Probably the best adjective to describe Crumb’s work is “polarizing.”  It’s the kind of art that doesn’t invite apathy.  It represents a uniquely warped vision that’s rarely safe.  Much of the samples presented in Crumb appear id-driven, seemingly issuing forth from the artist’s unconscious.  As a result, there are a few times when a perplexed Crumb can’t always articulate what a specific piece means to him.  We hear from a couple of Crumb’s most ardent admirers (Time Magazine’s Robert Hughes and art gallery owner Martin Muller) as they attempt to explain the cultural significance of his work, but they only manage to over-intellectualize his intent and obfuscate any meaning. 

The film suggests that Robert Crumb is a product of his childhood environment, which inevitably shaped his artistic inspiration.  Unfortunately, Crumb’s sisters declined to be interviewed for the film, so we never get to hear their perspective.  The other party that remains unheard is Crumb’s father, who was deceased at the time of the documentary.  His domineering presence still looms over the family like an unseen antagonist.  Interviews with his mother and two brothers provide valuable insight into his formative years.  Through their recollections, we’re able to construct a rich mosaic of his chaotic early years, and how that affected his outlook on life and future relationships.   The most tragic family figure is his older brother Charles, middle-aged and living at home with his mother, who was instrumental in pushing Robert into cartooning in the first place.  Brief glimpses of Charles’ artwork indicate a formidable, but unrealized talent.  He’s numbed by tranquilizers and antidepressants and afraid to leave the house, but his intelligence and wit manage to shine through.  We learn about the progression of his artwork and writing, as his mental state began to steadily deteriorate over time and he became less in tune with reality. *  Crumb’s younger brother Maxon is briefly seen.  He lives a quasi-monastic existence in a dingy hotel room in San Francisco, with a regimen that involves meditation and sitting on a bed of nails.  He has also built a name for himself, with his abstract, oddly fascinating paintings. 

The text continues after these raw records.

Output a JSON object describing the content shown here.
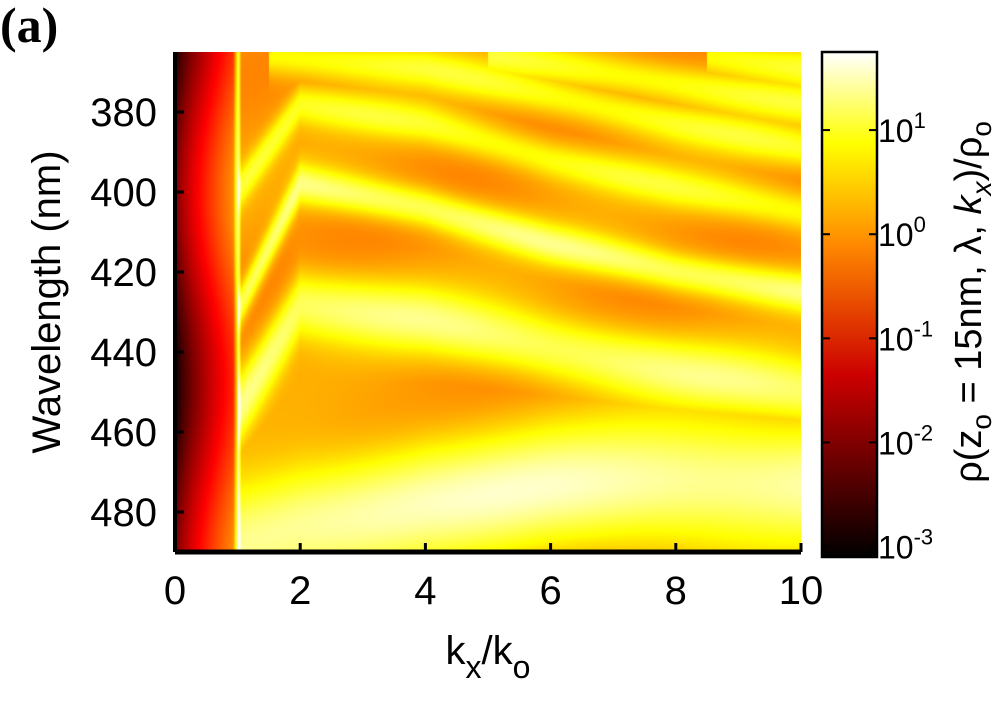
{
  "panel_label": "(a)",
  "chart_data": {
    "type": "heatmap",
    "title": "",
    "xlabel": "k_x/k_o",
    "xlabel_parts": {
      "k": "k",
      "x": "x",
      "slash": "/",
      "o": "o"
    },
    "ylabel": "Wavelength (nm)",
    "colorbar_label": "ρ(z_o = 15nm, λ, k_x)/ρ_o",
    "colorbar_label_parts": {
      "rho": "ρ(z",
      "o": "o",
      "eq": " = 15nm, λ, ",
      "k": "k",
      "x": "x",
      "close": ")/ρ",
      "o2": "o"
    },
    "xlim": [
      0,
      10
    ],
    "ylim": [
      365,
      490
    ],
    "y_reversed": true,
    "x_ticks": [
      0,
      2,
      4,
      6,
      8,
      10
    ],
    "y_ticks": [
      380,
      400,
      420,
      440,
      460,
      480
    ],
    "colorbar": {
      "scale": "log",
      "range": [
        -3.1,
        1.75
      ],
      "colormap": "hot",
      "ticks": [
        {
          "exp": -3,
          "base": "10",
          "power": "-3"
        },
        {
          "exp": -2,
          "base": "10",
          "power": "-2"
        },
        {
          "exp": -1,
          "base": "10",
          "power": "-1"
        },
        {
          "exp": 0,
          "base": "10",
          "power": "0"
        },
        {
          "exp": 1,
          "base": "10",
          "power": "1"
        }
      ]
    },
    "light_line_kx": 1.0,
    "mode_branches": [
      {
        "name_hint": "",
        "points": [
          [
            1.0,
            488
          ],
          [
            2.0,
            483
          ],
          [
            4.0,
            477
          ],
          [
            6.0,
            474
          ],
          [
            8.0,
            473
          ],
          [
            10.0,
            472
          ]
        ]
      },
      {
        "name_hint": "",
        "points": [
          [
            1.0,
            455
          ],
          [
            2.0,
            428
          ],
          [
            4.0,
            432
          ],
          [
            6.0,
            439
          ],
          [
            8.0,
            445
          ],
          [
            10.0,
            450
          ]
        ]
      },
      {
        "name_hint": "",
        "points": [
          [
            1.0,
            430
          ],
          [
            2.0,
            398
          ],
          [
            4.0,
            404
          ],
          [
            6.0,
            413
          ],
          [
            8.0,
            420
          ],
          [
            10.0,
            425
          ]
        ]
      },
      {
        "name_hint": "",
        "points": [
          [
            1.0,
            400
          ],
          [
            2.0,
            378
          ],
          [
            4.0,
            383
          ],
          [
            6.0,
            392
          ],
          [
            8.0,
            399
          ],
          [
            10.0,
            405
          ]
        ]
      },
      {
        "name_hint": "",
        "points": [
          [
            1.5,
            366
          ],
          [
            4.0,
            369
          ],
          [
            6.0,
            376
          ],
          [
            8.0,
            383
          ],
          [
            10.0,
            389
          ]
        ]
      },
      {
        "name_hint": "",
        "points": [
          [
            5.0,
            366
          ],
          [
            8.0,
            373
          ],
          [
            10.0,
            378
          ]
        ]
      },
      {
        "name_hint": "",
        "points": [
          [
            8.5,
            366
          ],
          [
            10.0,
            369
          ]
        ]
      }
    ]
  }
}
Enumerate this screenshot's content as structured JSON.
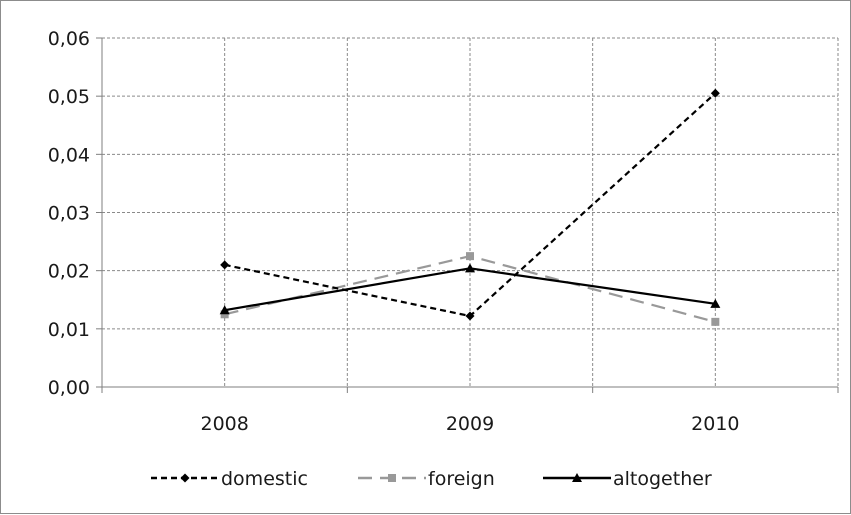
{
  "chart_data": {
    "type": "line",
    "title": "",
    "xlabel": "",
    "ylabel": "",
    "categories": [
      "2008",
      "2009",
      "2010"
    ],
    "ylim": [
      0,
      0.06
    ],
    "yticks": [
      0,
      0.01,
      0.02,
      0.03,
      0.04,
      0.05,
      0.06
    ],
    "ytick_labels": [
      "0,00",
      "0,01",
      "0,02",
      "0,03",
      "0,04",
      "0,05",
      "0,06"
    ],
    "grid": true,
    "legend_position": "bottom",
    "series": [
      {
        "name": "domestic",
        "values": [
          0.021,
          0.0122,
          0.0505
        ],
        "color": "#000000",
        "line_style": "dashed",
        "marker": "diamond"
      },
      {
        "name": "foreign",
        "values": [
          0.0125,
          0.0225,
          0.0112
        ],
        "color": "#999999",
        "line_style": "long-dashed",
        "marker": "square"
      },
      {
        "name": "altogether",
        "values": [
          0.0132,
          0.0204,
          0.0143
        ],
        "color": "#000000",
        "line_style": "solid",
        "marker": "triangle"
      }
    ]
  }
}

* As a tragic but not entirely surprising footnote, Charles committed suicide shortly after Crumb was filmed.

Compared to his siblings, Crumb has been able to confront his inner demons, to lead a reasonably normal existence.  We get the feeling that his painfully autobiographical artwork is a form of self-administered therapy.  He taps into the things that are usually left hidden away in a corner of our minds.  Most of us would rather keep our base fears and anxieties bottled up, but Crumb honestly confronts the darker confines of his psyche.   His art doesn’t invite apathy.  Because of his fearless approach, he’s invited equal amounts of praise and scorn.  Some critics have accused him of being misogynistic or borderline racist, and Zwigoff acknowledges this.  We hear from one of his detractors, Deidre English, who dissects one of his more contentious pieces, “Joe Blow,” labeling it “over the line.” 

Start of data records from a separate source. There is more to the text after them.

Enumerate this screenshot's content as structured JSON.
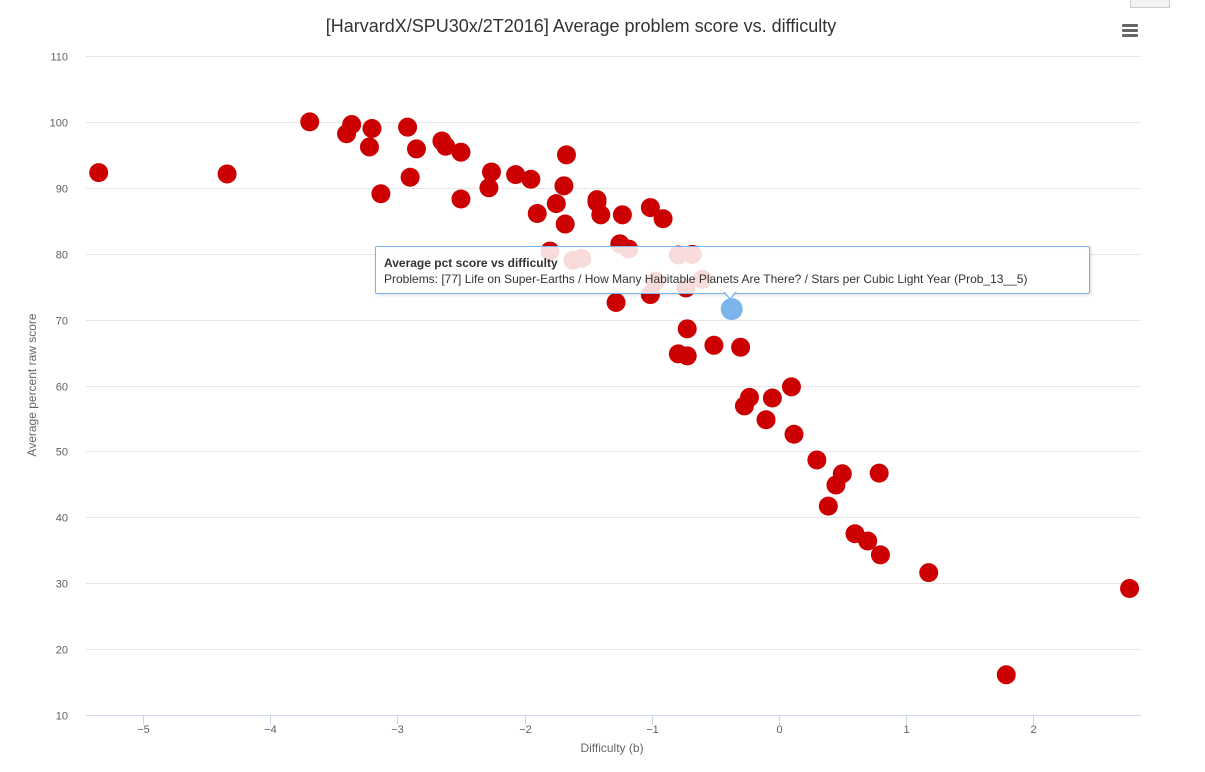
{
  "chart_data": {
    "type": "scatter",
    "title": "[HarvardX/SPU30x/2T2016] Average problem score vs. difficulty",
    "xlabel": "Difficulty (b)",
    "ylabel": "Average percent raw score",
    "xlim": [
      -5.45,
      2.85
    ],
    "ylim": [
      10,
      110
    ],
    "xticks": [
      -5,
      -4,
      -3,
      -2,
      -1,
      0,
      1,
      2
    ],
    "xtick_labels": [
      "−5",
      "−4",
      "−3",
      "−2",
      "−1",
      "0",
      "1",
      "2"
    ],
    "yticks": [
      10,
      20,
      30,
      40,
      50,
      60,
      70,
      80,
      90,
      100,
      110
    ],
    "grid": true,
    "legend": "none",
    "colors": {
      "point": "#cc0000",
      "highlight": "#7cb5ec",
      "grid": "#e6e6e6",
      "axis": "#ccd6eb"
    },
    "highlight": {
      "x": -0.37,
      "y": 71.6
    },
    "series": [
      {
        "points": [
          [
            -5.35,
            92.3
          ],
          [
            -4.34,
            92.1
          ],
          [
            -3.69,
            100.0
          ],
          [
            -3.36,
            99.6
          ],
          [
            -3.4,
            98.2
          ],
          [
            -3.2,
            99.0
          ],
          [
            -3.22,
            96.2
          ],
          [
            -2.92,
            99.2
          ],
          [
            -2.85,
            95.9
          ],
          [
            -3.13,
            89.1
          ],
          [
            -2.9,
            91.6
          ],
          [
            -2.65,
            97.1
          ],
          [
            -2.62,
            96.3
          ],
          [
            -2.5,
            95.4
          ],
          [
            -2.5,
            88.3
          ],
          [
            -2.26,
            92.4
          ],
          [
            -2.28,
            90.0
          ],
          [
            -2.07,
            92.0
          ],
          [
            -1.95,
            91.3
          ],
          [
            -1.9,
            86.1
          ],
          [
            -1.67,
            95.0
          ],
          [
            -1.69,
            90.3
          ],
          [
            -1.75,
            87.6
          ],
          [
            -1.68,
            84.5
          ],
          [
            -1.8,
            80.4
          ],
          [
            -1.62,
            79.0
          ],
          [
            -1.55,
            79.3
          ],
          [
            -1.43,
            88.2
          ],
          [
            -1.43,
            87.8
          ],
          [
            -1.4,
            85.9
          ],
          [
            -1.23,
            85.9
          ],
          [
            -1.25,
            81.5
          ],
          [
            -1.18,
            80.7
          ],
          [
            -1.01,
            87.0
          ],
          [
            -0.91,
            85.3
          ],
          [
            -0.79,
            79.8
          ],
          [
            -0.68,
            79.9
          ],
          [
            -0.97,
            75.8
          ],
          [
            -1.01,
            73.8
          ],
          [
            -0.73,
            74.8
          ],
          [
            -0.6,
            76.1
          ],
          [
            -1.28,
            72.6
          ],
          [
            -0.72,
            68.6
          ],
          [
            -0.79,
            64.8
          ],
          [
            -0.72,
            64.5
          ],
          [
            -0.51,
            66.1
          ],
          [
            -0.3,
            65.8
          ],
          [
            0.1,
            59.8
          ],
          [
            -0.23,
            58.2
          ],
          [
            -0.27,
            56.9
          ],
          [
            -0.05,
            58.1
          ],
          [
            -0.1,
            54.8
          ],
          [
            0.12,
            52.6
          ],
          [
            0.3,
            48.7
          ],
          [
            0.5,
            46.6
          ],
          [
            0.45,
            44.9
          ],
          [
            0.79,
            46.7
          ],
          [
            0.39,
            41.7
          ],
          [
            0.6,
            37.5
          ],
          [
            0.7,
            36.4
          ],
          [
            0.8,
            34.3
          ],
          [
            1.18,
            31.6
          ],
          [
            2.76,
            29.2
          ],
          [
            1.79,
            16.1
          ]
        ]
      }
    ]
  },
  "tooltip": {
    "title": "Average pct score vs difficulty",
    "body": "Problems: [77] Life on Super-Earths / How Many Habitable Planets Are There? / Stars per Cubic Light Year (Prob_13__5)"
  },
  "menu": {
    "icon": "hamburger-menu-icon"
  }
}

Crumb never puts its subject on a pedestal, nor condemns him, but does what exceptional documentaries do.  We see the artist as a human being instead of a caricature.  His work appears superficially offensive, but there’s a deeper context, even if it’s only apparent to Crumb himself.   His aesthetic is driven by his fetishistic vision of the ideal woman, simultaneously reflecting his fear and reverence of the opposite sex.  He’s a man of many contradictions, helping to usher in a modern era of comic art, but displaying contempt for the new (He seems like someone from another era, wearing a straw hat and collecting ancient jazz 78s.).  It’s virtually impossible to adequately represent anyone in two hours, but Crumb probably serves as the most complete primer we’re likely to ever see.  The misanthropic, cantankerous and reclusive Robert Crumb is a true original, who doesn’t beg for our pity or understanding.